Brussels, 5 October 2015 | FAIR INTERNET coalition comments on European Commission’s study on the remuneration of authors and performers
We, AEPO-ARTIS, EuroFIA, FIM and IAO, partners of the FAIR INTERNET campaign, who represent over 500.000 musicians, singers, actors and dancers, have noted with interest the publication of a European Commission study on the “remuneration of authors and performers for the use of their works and the fixations of their performances” in July 2015.
We would like to stress our concerns as regards the quality of the study and the reliability of the data. Nevertheless, we welcome that efforts to strengthen the protection of Europe’s musicians, singers, actors and dancers form part of the on-going reform process of the EU copyright acquis. We now urge the European Commission to build upon policy option 5c of the study proposing a mechanism which will guarantee the fair remuneration of performers for streaming and download services.

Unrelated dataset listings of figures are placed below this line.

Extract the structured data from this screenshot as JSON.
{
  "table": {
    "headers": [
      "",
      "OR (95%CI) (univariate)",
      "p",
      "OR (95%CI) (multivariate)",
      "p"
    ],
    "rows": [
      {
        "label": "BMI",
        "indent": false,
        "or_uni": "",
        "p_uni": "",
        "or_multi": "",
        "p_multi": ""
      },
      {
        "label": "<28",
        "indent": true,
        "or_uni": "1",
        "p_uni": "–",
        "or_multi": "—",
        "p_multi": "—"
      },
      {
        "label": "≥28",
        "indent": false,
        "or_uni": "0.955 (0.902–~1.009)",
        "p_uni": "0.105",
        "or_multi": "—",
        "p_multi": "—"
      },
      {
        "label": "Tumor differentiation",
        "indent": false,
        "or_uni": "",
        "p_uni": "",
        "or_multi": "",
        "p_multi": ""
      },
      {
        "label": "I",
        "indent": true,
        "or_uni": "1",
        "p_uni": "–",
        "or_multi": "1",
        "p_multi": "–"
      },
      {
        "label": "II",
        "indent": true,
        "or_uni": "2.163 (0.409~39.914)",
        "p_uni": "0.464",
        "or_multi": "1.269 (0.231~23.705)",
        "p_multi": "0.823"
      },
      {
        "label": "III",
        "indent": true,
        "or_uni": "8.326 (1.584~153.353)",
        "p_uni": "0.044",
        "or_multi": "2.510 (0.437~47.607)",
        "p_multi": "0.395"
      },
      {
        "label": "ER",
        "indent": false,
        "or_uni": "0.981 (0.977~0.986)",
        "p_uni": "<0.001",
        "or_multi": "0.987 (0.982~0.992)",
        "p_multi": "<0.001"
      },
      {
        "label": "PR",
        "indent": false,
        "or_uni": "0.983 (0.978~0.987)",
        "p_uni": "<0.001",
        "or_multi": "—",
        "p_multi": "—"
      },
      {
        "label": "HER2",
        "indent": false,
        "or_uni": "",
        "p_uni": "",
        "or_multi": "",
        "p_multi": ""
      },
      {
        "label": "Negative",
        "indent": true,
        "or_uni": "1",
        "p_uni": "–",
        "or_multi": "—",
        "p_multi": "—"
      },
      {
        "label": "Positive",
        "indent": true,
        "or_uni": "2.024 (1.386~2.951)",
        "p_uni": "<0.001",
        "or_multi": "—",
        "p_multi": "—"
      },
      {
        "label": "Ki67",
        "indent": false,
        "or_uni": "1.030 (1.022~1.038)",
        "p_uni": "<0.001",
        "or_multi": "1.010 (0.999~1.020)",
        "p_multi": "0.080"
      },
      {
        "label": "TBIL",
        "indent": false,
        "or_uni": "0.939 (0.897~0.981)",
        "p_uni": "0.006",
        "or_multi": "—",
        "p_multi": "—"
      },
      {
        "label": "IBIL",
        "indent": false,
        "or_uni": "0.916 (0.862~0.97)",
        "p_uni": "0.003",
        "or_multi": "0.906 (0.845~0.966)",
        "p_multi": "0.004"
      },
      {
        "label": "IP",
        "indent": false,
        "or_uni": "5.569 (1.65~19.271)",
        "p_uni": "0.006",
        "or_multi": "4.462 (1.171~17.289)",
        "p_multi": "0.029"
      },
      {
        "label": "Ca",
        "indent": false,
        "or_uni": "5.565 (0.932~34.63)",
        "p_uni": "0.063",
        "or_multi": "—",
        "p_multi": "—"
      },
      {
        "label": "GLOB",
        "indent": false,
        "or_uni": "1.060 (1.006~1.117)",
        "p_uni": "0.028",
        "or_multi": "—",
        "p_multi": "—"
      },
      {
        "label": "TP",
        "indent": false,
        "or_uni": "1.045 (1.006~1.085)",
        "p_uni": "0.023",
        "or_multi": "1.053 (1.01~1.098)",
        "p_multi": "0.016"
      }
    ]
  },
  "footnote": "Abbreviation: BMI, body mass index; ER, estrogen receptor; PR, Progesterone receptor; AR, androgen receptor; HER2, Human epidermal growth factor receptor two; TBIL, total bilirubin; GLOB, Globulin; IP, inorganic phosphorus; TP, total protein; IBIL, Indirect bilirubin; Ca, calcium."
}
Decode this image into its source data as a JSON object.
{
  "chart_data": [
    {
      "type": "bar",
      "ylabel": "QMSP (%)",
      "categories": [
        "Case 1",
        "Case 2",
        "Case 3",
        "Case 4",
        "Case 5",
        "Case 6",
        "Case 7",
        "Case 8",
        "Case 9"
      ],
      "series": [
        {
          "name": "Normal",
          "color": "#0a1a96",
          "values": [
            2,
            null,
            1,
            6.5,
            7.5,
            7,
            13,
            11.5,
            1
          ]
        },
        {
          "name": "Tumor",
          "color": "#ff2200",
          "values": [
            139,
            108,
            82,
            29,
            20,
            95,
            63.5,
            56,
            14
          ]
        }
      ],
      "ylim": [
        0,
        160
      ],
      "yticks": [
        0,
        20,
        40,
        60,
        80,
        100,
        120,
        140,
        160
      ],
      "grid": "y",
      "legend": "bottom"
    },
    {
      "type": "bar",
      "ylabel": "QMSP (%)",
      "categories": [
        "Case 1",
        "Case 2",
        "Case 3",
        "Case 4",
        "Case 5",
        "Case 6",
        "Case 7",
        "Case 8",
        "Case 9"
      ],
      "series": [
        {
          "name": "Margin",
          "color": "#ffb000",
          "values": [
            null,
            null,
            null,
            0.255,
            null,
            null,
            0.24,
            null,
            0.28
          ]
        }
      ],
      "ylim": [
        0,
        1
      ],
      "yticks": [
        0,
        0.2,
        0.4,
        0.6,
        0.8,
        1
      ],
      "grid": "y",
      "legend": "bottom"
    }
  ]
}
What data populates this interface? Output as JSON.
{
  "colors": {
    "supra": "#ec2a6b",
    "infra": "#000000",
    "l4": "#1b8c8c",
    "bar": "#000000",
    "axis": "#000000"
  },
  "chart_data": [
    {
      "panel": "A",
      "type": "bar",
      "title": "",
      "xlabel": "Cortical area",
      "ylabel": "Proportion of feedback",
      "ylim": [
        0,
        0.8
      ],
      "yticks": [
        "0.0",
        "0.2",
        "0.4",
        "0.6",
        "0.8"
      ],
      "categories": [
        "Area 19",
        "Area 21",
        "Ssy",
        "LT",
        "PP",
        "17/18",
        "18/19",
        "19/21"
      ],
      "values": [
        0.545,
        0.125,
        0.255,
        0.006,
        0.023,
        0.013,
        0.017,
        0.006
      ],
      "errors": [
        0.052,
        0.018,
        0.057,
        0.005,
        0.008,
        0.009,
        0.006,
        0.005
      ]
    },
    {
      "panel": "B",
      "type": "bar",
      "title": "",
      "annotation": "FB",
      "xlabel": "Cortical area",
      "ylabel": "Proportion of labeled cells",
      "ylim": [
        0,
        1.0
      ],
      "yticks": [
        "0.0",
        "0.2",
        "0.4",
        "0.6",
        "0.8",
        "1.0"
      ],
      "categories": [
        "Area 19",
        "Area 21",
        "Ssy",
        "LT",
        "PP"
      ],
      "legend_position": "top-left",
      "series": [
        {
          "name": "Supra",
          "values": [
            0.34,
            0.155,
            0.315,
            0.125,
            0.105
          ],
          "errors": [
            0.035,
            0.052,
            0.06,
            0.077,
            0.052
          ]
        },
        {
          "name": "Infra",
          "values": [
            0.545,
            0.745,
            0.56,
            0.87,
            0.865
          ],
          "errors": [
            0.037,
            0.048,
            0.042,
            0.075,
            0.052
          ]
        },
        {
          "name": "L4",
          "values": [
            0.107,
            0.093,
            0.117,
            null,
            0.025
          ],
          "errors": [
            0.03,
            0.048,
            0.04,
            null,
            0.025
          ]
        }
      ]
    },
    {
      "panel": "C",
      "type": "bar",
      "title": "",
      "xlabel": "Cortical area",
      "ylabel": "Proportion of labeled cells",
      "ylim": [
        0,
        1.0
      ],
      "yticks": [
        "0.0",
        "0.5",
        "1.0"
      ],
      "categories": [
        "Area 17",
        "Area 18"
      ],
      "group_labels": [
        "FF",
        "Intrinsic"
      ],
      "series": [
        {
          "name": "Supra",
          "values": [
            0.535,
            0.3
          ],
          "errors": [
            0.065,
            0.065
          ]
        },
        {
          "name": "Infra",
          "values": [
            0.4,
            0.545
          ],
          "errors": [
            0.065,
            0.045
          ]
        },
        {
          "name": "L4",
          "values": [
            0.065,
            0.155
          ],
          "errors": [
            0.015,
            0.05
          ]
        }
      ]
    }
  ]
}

The European Commission must now bring it to the next level vis-à-vis the on-going reform process as a matter of priority. The FAIR INTERNET campaign partners are ready to engage with the European Commission in this regard.
By way of example, regarding the quality of the study:
• The study is built upon little reliable data and it therefore seems questionable that the findings of the study are accurate and conclusive. This is also stated by the authors of the study (at p.134).
• The data on which the analysis is based is not representative of all performers in the countries covered by this study. This is also expressly stated by the authors of the study (p. 130, see also p. 134).
• The study also omits very important information that has been provided to the authors of the study and should have been taken into consideration, at least in the legal analysis. In particular, we would like to point to the 2006 amendment of the Spanish copyright law which introduced an equitable remuneration for audio and audiovisual performers for the making available right. There is absolute no reference to this law or any consideration of its impact on performers’ remuneration included in the study.
Despite the shortcomings of the study, it is evident that today’s EU legislative framework has proven to be ineffective in protecting performers and ensuring that they can enjoy any financial rewards from on-demand and streaming services.
The study highlights the weak negotiating power of the majority of performers and confirms that the vast majority of performers simply receive a lump sum payment for the transfer of ALL their rights granted under EU legislation.
In this regard, we consider the study recommendation and policy option 5c, namely to create an equitable remuneration for performers for the making available right administered by collective management organisations, a step in the right direction.
Contrary to the recommendation of the study, this policy option should not be considered as a “fallback” position. Clearly there is no singular all-encompassing solution and we highly recommend that the European Commission assesses a variety of solutions that would include option 5c. Option 5c provides the safety of a guaranteed remuneration for performers for on-demand use, subject to mandatory collective management.
We would also advise that option 5c would not be considered on a country by country basis as proposed by the study. Only an EU level initiative will achieve full harmonisation and a level-playing field for all of Europe’s performers.
The payment of the equitable remuneration should be made by the user, i.e. the commercial platforms such as iTunes, Spotify and Netflix. This element is crucial in ensuring its success in practice.
Moreover, such equitable remuneration should neither be regarded as a replacement for a lump sum payment but in addition to it. In any case lump sum payments are made for the transfer of ALL rights not just the making available right.
An equitable right to remuneration for the making available right is both simple and straightforward to implement. It will not be to the detriment of the industry but would finally bring some equity into the business. Existing contractual practices, whether individual or collective, between performers, producers and users would be left unchanged. Moreover, performers’ collective management organisation are already in place and have the necessary expertise to administer such a remuneration right.
The current situation is no longer acceptable in an ever growing digital market. It is high time to create a fair share for Europe’s performers.
The FAIR INTERNET campaign calls upon the European institutions to move forward and to create a sustainable cultural and creative sector where performers get a fair share of online revenues, through an unwaivable remuneration right for digital uses of their work, collected from the users who make the performances available on demand and subject to mandatory collective management.